Just about everybody mixes up the words "lay" and "lie." Here is an example:

Wrong: He lied down. (Or, "He laid down.")
Right: He lay down. (If it was himself; or, if it was a package or something he was carrying, "He laid it on the table.")

But that's not the most common error made with "lie" and "lay." It gets confusing when you change the tense, because then wrong becomes right:

Wrong: He lays down.
Right: He lies down.

Heard on the local news: "The man was laying on the ground." (Laying what? An egg? He was actually lying on the ground.)

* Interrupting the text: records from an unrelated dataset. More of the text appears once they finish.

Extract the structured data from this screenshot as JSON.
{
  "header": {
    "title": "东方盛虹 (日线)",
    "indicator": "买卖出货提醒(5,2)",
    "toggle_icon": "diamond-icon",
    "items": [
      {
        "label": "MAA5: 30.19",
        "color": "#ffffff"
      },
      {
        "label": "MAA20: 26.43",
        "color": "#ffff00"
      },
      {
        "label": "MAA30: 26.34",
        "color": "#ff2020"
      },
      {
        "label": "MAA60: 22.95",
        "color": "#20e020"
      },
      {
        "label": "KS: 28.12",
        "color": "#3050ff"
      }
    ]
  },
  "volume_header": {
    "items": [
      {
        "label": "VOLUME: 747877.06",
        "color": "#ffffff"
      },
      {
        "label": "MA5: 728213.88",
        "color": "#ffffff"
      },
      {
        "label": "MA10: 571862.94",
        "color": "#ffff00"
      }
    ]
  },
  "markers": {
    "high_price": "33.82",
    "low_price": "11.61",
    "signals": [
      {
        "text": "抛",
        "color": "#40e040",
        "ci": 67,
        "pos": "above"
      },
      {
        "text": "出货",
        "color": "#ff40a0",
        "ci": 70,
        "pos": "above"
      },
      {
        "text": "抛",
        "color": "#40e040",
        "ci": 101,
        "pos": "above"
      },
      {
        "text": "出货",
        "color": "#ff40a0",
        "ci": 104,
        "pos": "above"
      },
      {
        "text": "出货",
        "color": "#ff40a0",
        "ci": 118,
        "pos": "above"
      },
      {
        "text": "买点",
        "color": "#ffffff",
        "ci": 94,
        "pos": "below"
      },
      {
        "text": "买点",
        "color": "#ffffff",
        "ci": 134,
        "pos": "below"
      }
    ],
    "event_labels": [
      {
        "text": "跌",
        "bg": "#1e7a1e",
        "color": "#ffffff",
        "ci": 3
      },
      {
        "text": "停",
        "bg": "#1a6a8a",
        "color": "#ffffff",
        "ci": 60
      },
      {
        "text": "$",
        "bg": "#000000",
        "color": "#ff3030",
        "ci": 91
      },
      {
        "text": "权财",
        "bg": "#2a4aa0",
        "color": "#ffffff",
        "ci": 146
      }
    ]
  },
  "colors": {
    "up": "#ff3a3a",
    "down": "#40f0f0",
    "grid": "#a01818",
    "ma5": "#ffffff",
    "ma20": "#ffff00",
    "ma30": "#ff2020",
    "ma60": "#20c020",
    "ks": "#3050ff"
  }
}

Wrong: Lie that package on the table. (Doesn't sound right, does it?)
Right: Lay that package on the table.
  • Generally things you are holding are things you "lay" down. A purse, a baby, a package, a grocery bag.
  • Conversely, you, your husband, or your toddler should "lie" down when sleepy.
  • Teach Rover to "lie down," not "lay down."

Tip: A hen lays eggs. You lay your head on the pillow. Pretty much everything else lies.


  1. My grandmother taught me the lie/lay rule (and still reminds me to this day when I get it wrong). She always said that the way to remember the rule is to remember that people lie (as in, tell untruths) but objects don't...which is why you can LAY the book down before you LIE down to sleep. Correct?

  2. Yes, bless your grandmother's heart. What a great way to remember the difference.